Spazi dismessi, Brucchi convoca un tavolo

Il sindaco: «Confronto con gli altri enti per trovare soluzioni sul futuro di tante aree della città»
TERAMO. L’episodio di cronaca dell’uomo folgorato nell’area dismessa dell’ex collegio Ventilj di corso Porta Romana ha riproposto all’attenzione del sindaco Maurizio Brucchi il problema del riutilizzo e della destinazione d’uso di tanti spazi dismessi.
Un punto che figurava nel suo programma elettorale, che è stato anche uno degli elementi su cui ha avviato il confronto interno alla maggioranza e che adesso entra nel vivo con la prima convocazione di un tavolo permanente (previsto entro due settimane) per la riqualificazione degli spazi vuoti urbani. Il sindaco ha già avviato un primo confronto su questo aspetto con il manager Asl Roberto Fagnano, ma al tavolo chiamerà anche la Provincia e l’università per avviare un percorso comune partendo dal fatto che ogni ente ha necessità di dare un nuovo futuro ai tanti immobili di proprietà sul territorio. «Basti pensare all’ex manicomio», ha dichiarato il sindaco Brucchi, «che ogni anno costa alla Asl oltre un milione di euro di manutenzioni. La Provincia dal canto suo ha trovato una bella soluzione per la caserma dei vigili del fuoco ceduta in cambio di manutenzioni nelle scuole, ma sarebbe auspicabile che interventi di questo tipo non restino isolati alle iniziative dei singoli enti, ma siano concertati insieme condividendo un’idea di sviluppo sostenibile della città perché non possiamo più permetterci di edificare e consumare altro suolo».

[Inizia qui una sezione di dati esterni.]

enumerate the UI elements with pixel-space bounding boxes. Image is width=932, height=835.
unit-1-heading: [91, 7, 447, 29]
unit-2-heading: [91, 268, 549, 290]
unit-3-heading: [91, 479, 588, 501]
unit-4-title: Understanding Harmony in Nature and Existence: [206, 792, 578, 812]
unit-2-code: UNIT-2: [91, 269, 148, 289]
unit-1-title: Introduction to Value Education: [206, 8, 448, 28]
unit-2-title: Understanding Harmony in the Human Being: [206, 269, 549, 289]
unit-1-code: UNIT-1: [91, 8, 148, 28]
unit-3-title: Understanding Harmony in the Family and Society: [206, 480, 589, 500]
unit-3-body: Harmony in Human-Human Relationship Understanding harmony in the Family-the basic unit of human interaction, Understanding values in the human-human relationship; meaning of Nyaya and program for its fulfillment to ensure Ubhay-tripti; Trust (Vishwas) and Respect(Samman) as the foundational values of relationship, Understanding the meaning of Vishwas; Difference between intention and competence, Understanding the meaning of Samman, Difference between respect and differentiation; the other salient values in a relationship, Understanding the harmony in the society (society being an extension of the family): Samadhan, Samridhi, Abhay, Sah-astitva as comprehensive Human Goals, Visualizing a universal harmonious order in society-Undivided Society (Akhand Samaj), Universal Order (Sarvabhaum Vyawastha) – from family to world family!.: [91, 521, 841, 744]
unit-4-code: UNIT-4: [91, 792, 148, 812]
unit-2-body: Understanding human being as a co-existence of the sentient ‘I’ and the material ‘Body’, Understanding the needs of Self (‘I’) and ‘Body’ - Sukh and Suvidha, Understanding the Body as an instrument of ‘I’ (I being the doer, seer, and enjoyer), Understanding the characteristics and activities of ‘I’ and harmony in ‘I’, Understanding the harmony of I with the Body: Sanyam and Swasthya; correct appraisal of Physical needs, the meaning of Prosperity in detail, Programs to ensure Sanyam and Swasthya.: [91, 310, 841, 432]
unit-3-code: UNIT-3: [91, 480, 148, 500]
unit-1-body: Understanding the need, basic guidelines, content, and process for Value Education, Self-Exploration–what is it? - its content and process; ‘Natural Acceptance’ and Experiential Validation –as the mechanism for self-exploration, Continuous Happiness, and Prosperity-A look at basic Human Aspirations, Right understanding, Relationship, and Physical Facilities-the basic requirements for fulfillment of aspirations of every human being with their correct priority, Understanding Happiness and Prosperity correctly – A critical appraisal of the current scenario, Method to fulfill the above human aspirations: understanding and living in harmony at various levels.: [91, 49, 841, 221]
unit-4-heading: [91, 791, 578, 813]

In questa direzione vanno ad esempio anche i tre milioni di euro per la mobilità sostenibile che il Comune ha ottenuto dalla Regione per implementare percorsi e infrastrutture ciclopedonali, ma anche il piano particolareggiato del centro storico da rivisitare. «Da parte dell’amministrazione comunale un ripensamento degli spazi è stato avviato», ha detto ancora Brucchi, «penso all’area della ex Villeroy, all’area ex Adone o ex Aquila d’Oro o all’area ex Pompei. Ma penso anche all'immobile adiacente all'ex teatro romano: un'altra area per la quale nel 2012 approvammo il progetto di recupero, ma il proprietario dell'immobile non reperì i fondi. I plessi sono tanti e per questo la progettualità va portata avanti insieme». Il primo cittadino oltre ai naturali interlocutori istituzionali vuole coinvolgere anche gli ordini professionali di architetti e ingegneri, gli imprenditori e gli istituti bancari del territorio.